Die Kosten des Rechtsstreits trägt der Kläger.
Die Revision wird zugelassen.
G r ü n d e:
Die Parteien streiten, ob die Kosten eines Vaterschaftsprozesses gem. § 33
Einkommensteuergesetz (EStG) als außergewöhnliche Belastungen zu berücksichtigen
sind.
Durch Urteil des AG E*********vom 22.09.1994 wurde festgestellt, dass der Kl. Vater seiner
am 31.01.1993 geborenen Tochter ist. Aus den Urteilsgründen ergibt sich, dass der Kl. im
Vaterschaftsprozess behauptet hatte, seine Beziehung zur Kindesmutter habe nur von
Dezember 1991 bis Februar 1992 gedauert, und es sei deshalb in der gesetzlichen
Empfängniszeit vom 04.04.1992 bis zum 03.07.1992 zu keinerlei persönlichem Kontakt mit
der Kindesmutter gekommen. Die Vaterschaft wurde auf Grund eines
Sachverständigengutachtens festgestellt, wonach für den Kl. eine biostatistische
Vaterschaftswahrscheinlichkeit von 99,966 % bestand (vgl. Urteilskopie in den
Steuerakten).
Die Prozeßkosten beliefen sich auf 5.295,20 DM, wobei 4.683,20 DM auf die
Sachverständigenentschädigung entfielen. Auf diese Prozesskosten zahlte der Kl. im
Streitjahr 1999 4.950,95 DM und machte die Aufwendungen in seiner ESt-Erklärung als
außergewöhnliche Belastungen geltend.
Durch Bescheid vom 14.09.2000 setzte der Beklagte (Bekl.) die ESt für das Streitjahr 1999
fest, ohne die Prozesskosten Steuer mindernd zu berücksichtigen.

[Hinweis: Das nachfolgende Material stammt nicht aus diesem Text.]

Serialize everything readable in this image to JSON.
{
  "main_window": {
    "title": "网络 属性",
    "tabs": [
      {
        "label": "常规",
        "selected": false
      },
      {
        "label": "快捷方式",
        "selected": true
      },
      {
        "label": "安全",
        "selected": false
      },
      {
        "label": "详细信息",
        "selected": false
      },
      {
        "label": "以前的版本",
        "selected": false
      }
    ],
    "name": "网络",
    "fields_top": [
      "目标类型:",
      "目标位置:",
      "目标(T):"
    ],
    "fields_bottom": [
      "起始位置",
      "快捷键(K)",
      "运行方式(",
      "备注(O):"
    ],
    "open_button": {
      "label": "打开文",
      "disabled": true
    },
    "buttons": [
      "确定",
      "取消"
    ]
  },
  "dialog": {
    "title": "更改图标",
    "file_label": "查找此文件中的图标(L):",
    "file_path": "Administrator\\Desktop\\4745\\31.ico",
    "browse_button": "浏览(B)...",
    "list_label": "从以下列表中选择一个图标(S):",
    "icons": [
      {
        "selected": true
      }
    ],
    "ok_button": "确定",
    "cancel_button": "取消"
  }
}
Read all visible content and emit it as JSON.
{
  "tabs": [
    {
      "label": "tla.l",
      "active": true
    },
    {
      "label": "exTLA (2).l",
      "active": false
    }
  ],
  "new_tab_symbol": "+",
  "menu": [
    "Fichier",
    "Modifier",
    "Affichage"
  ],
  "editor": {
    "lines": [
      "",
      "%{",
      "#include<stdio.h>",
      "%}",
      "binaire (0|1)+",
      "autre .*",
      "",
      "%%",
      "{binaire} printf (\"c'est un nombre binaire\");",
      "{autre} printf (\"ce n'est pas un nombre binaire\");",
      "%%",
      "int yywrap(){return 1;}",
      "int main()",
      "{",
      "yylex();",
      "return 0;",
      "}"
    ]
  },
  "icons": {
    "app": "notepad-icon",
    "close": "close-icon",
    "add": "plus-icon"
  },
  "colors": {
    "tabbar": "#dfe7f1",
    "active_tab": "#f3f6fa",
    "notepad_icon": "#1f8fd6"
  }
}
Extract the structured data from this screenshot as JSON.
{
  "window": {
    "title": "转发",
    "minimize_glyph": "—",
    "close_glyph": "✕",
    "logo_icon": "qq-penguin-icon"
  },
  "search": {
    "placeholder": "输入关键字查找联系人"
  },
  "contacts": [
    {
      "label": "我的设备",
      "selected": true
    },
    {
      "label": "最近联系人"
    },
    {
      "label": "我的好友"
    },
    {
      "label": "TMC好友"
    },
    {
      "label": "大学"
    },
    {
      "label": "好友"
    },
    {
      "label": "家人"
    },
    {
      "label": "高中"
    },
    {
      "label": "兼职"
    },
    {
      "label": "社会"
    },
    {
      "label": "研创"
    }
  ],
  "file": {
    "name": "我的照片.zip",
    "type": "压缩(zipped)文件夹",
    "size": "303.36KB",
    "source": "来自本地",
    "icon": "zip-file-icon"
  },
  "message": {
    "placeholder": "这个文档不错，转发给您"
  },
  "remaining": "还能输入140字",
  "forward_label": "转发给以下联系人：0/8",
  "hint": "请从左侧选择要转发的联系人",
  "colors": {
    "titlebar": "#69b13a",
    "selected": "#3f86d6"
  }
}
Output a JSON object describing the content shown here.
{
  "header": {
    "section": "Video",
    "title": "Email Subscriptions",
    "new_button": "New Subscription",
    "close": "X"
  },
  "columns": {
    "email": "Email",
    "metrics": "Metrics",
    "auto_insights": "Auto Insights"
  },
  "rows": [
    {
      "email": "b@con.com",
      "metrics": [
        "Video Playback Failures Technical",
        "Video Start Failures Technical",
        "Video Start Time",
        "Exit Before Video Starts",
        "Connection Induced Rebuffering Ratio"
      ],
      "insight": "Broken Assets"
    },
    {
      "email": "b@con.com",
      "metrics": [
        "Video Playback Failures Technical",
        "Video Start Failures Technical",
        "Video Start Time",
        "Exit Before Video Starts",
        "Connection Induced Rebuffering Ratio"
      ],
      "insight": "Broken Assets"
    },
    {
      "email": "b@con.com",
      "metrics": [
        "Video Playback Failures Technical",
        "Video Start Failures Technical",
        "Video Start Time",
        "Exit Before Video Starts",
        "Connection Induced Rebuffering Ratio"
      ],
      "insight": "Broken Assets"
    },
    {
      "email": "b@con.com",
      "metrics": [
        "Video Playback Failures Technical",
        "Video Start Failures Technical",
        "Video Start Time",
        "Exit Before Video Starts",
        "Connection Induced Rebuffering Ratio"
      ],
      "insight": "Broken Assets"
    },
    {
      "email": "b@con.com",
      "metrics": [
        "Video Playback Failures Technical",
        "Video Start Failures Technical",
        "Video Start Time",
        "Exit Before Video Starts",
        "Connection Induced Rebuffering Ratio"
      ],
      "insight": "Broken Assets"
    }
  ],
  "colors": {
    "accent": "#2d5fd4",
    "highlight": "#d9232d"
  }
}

Hiergegen wandte sich der Kl. mit seinem Einspruch vom 10.10.2000. Er verwies auf die
Urteile des FG Köln vom 17.12.1985 (5 K 445/83) und des Hessischen FG vom 21.01.1986
(1 K 560/83, EFG 1986, 401). Er führte dazu aus, er habe den Vaterschaftsprozess nicht
leichtfertig geführt, weil er begründete Zweifel an seiner Vaterschaft gehabt habe.
Tatsächlich habe lediglich ein einmaliger Kontakt zu der Kindesmutter stattgefunden. Es
sei daher unzumutbar gewesen, die Vaterschaft anzuerkennen.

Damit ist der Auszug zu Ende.